British Columbia

Family of brother killed by police wants officers to be charged

Kyaw Naing Din was killed by police last August in his Maple Ridge residence. He would have turned 55 on Thursday.

Kyaw Naing Din, 54, was killed by police last August at his home in Maple Ridge

Kyaw Naing Maung, 54, is pictured in this undated photograph with one of his sisters. (Submitted by Yin Yin Hla Ma)

On the day he would have turned 55, the family of a man shot dead by Mounties in Maple Ridge, B.C., last summer presented a petition to the civilian oversight agency investigating his death.

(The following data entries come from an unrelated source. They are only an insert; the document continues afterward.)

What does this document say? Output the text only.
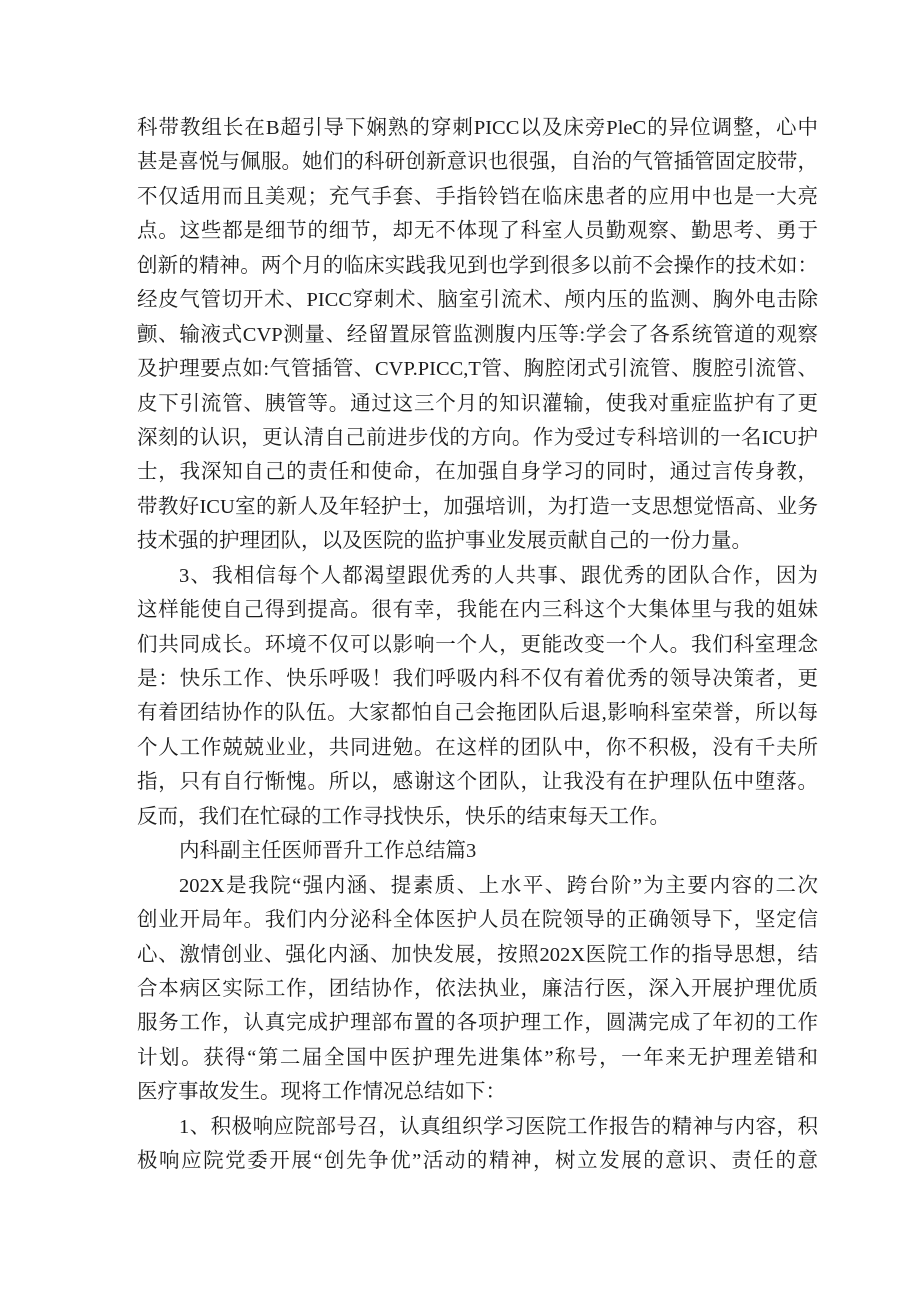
科带教组长在B超引导下娴熟的穿刺PICC以及床旁PleC的异位调整，心中
甚是喜悦与佩服。她们的科研创新意识也很强，自治的气管插管固定胶带，
不仅适用而且美观；充气手套、手指铃铛在临床患者的应用中也是一大亮
点。这些都是细节的细节，却无不体现了科室人员勤观察、勤思考、勇于
创新的精神。两个月的临床实践我见到也学到很多以前不会操作的技术如：
经皮气管切开术、PICC穿刺术、脑室引流术、颅内压的监测、胸外电击除
颤、输液式CVP测量、经留置尿管监测腹内压等:学会了各系统管道的观察
及护理要点如:气管插管、CVP.PICC,T管、胸腔闭式引流管、腹腔引流管、
皮下引流管、胰管等。通过这三个月的知识灌输，使我对重症监护有了更
深刻的认识，更认清自己前进步伐的方向。作为受过专科培训的一名ICU护
士，我深知自己的责任和使命，在加强自身学习的同时，通过言传身教，
带教好ICU室的新人及年轻护士，加强培训，为打造一支思想觉悟高、业务
技术强的护理团队，以及医院的监护事业发展贡献自己的一份力量。
3、我相信每个人都渴望跟优秀的人共事、跟优秀的团队合作，因为
这样能使自己得到提高。很有幸，我能在内三科这个大集体里与我的姐妹
们共同成长。环境不仅可以影响一个人，更能改变一个人。我们科室理念
是：快乐工作、快乐呼吸！我们呼吸内科不仅有着优秀的领导决策者，更
有着团结协作的队伍。大家都怕自己会拖团队后退,影响科室荣誉，所以每
个人工作兢兢业业，共同进勉。在这样的团队中，你不积极，没有千夫所
指，只有自行惭愧。所以，感谢这个团队，让我没有在护理队伍中堕落。
反而，我们在忙碌的工作寻找快乐，快乐的结束每天工作。
内科副主任医师晋升工作总结篇3
202X是我院“强内涵、提素质、上水平、跨台阶”为主要内容的二次
创业开局年。我们内分泌科全体医护人员在院领导的正确领导下，坚定信
心、激情创业、强化内涵、加快发展，按照202X医院工作的指导思想，结
合本病区实际工作，团结协作，依法执业，廉洁行医，深入开展护理优质
服务工作，认真完成护理部布置的各项护理工作，圆满完成了年初的工作
计划。获得“第二届全国中医护理先进集体”称号，一年来无护理差错和
医疗事故发生。现将工作情况总结如下：
1、积极响应院部号召，认真组织学习医院工作报告的精神与内容，积
极响应院党委开展“创先争优”活动的精神，树立发展的意识、责任的意
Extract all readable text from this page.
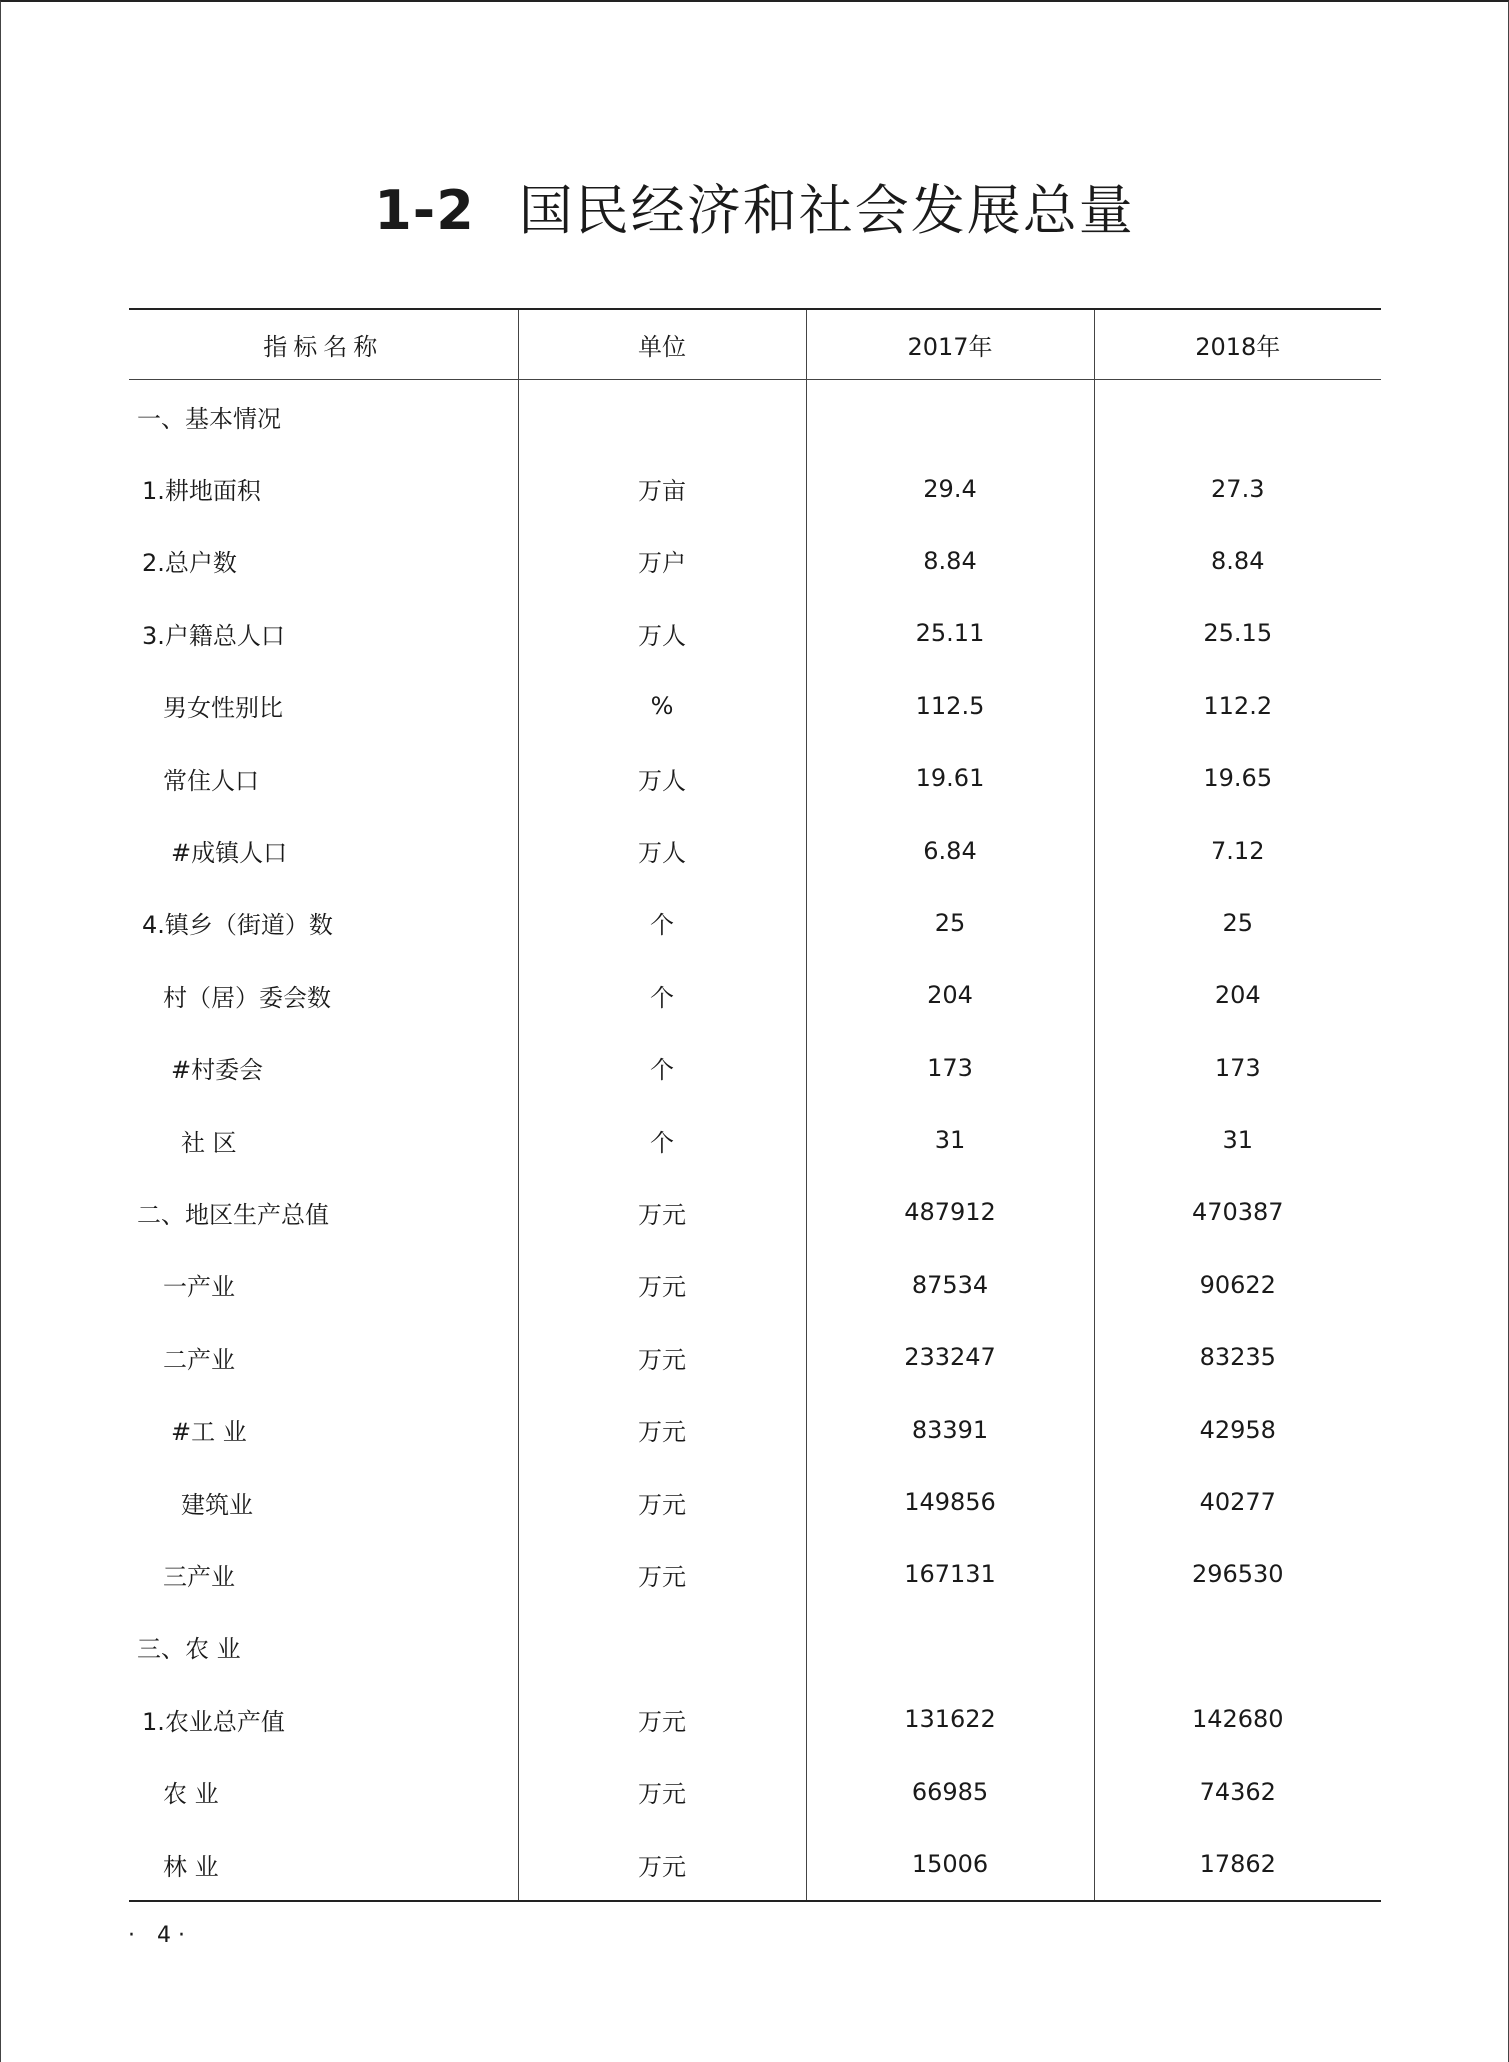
1-2 国民经济和社会发展总量
指标名称	单位	2017年	2018年
一、基本情况			
1.耕地面积	万亩	29.4	27.3
2.总户数	万户	8.84	8.84
3.户籍总人口	万人	25.11	25.15
男女性别比	%	112.5	112.2
常住人口	万人	19.61	19.65
#成镇人口	万人	6.84	7.12
4.镇乡（街道）数	个	25	25
村（居）委会数	个	204	204
#村委会	个	173	173
社 区	个	31	31
二、地区生产总值	万元	487912	470387
一产业	万元	87534	90622
二产业	万元	233247	83235
#工 业	万元	83391	42958
建筑业	万元	149856	40277
三产业	万元	167131	296530
三、农 业			
1.农业总产值	万元	131622	142680
农 业	万元	66985	74362
林 业	万元	15006	17862
·　4 ·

It included four stark demands: fire Supt. Jennifer Hyland, head of Ridge Meadows RCMP detachment; fire all officers involved in the death of Din and charge them with murder; stop sending police to mental health calls; and, call a coroner's inquiry into Din's death.

"The family's four demands are the least that can be done to respond to the RCMP's murder of Kyaw Din," reads the petition, which the family says received hundreds of signatures in Canada and abroad. 

Fifty-four-year-old Kyaw Naing Din, also known as Kyaw Naing Maung, died in an encounter with RCMP in the Fraser Valley community on Aug. 11, 2019.

Gayle Hogan, chief of investigations with the Independent Investigations Office (IIO), the province's police watchdog, accepted the petition. 

The IIO continues to examine the case and Hogan said the agency's chief civilian director, Ronald McDonald, will make a final decision about whether charges should be lald. 

She said the agency understands the motivation behind the petition.

"Each family grieves in their own way," Hogan told CBC News. 

Speaking to media on Thursday, Thant Din, the victim's older brother, asked the same question he's had since last summer: "Why [did] police kill my brother?"

 "We are heartbroken."

On the day he was killed, one of Din's sisters had called police to the home she shared with her brother and another sibling to assist in bringing Din, who suffered from schizophrenia, to the hospital for medical treatment. In the past, the family had called police to assist their brother for the same reason and received assistance.

Police have said Din had a knife, and that they used a stun gun on him before an officer shot him. Din's siblings say they've also been told by the RCMP that an officer opened fire after Din threw a dumbbell at them.

But his family insists Din was sitting peacefully in his room holding only a glass bottle at the time. According to his siblings, police entered Din's bedroom against his sister's advice, tasered him and then shot him three times, including twice in the head.

"He's not going to attack police," said Thant Din. "He admired police." The deceased's brother said Din collected police memorabilia.

"We don't buy that story from police at all."

Hla Myaing Ma, Din's older sister, said she and her two brothers were minutes away from the house when the police shot their brother. They wanted to help translate between law enforcement and Din, who spoke Burmese and knew few English words. 

On Thursday, his sister told media she believed Din's status as a "poor" immigrant played a role in the police's decision-making on Aug. 11.

"If my brother is rich and white [...] I think they're not going to shoot," she said. 

In November, the family requested the B.C. Coroners Service begin a separate inquest into the death. At the time, Andy Watson, spokesperson for the Coroners Service, said that any decision about a coroner's inquest will have to wait until after the IIO investigation is wrapped up.

Under the B.C. Coroners Act, an inquest must be held in almost all cases where someone dies while in police custody.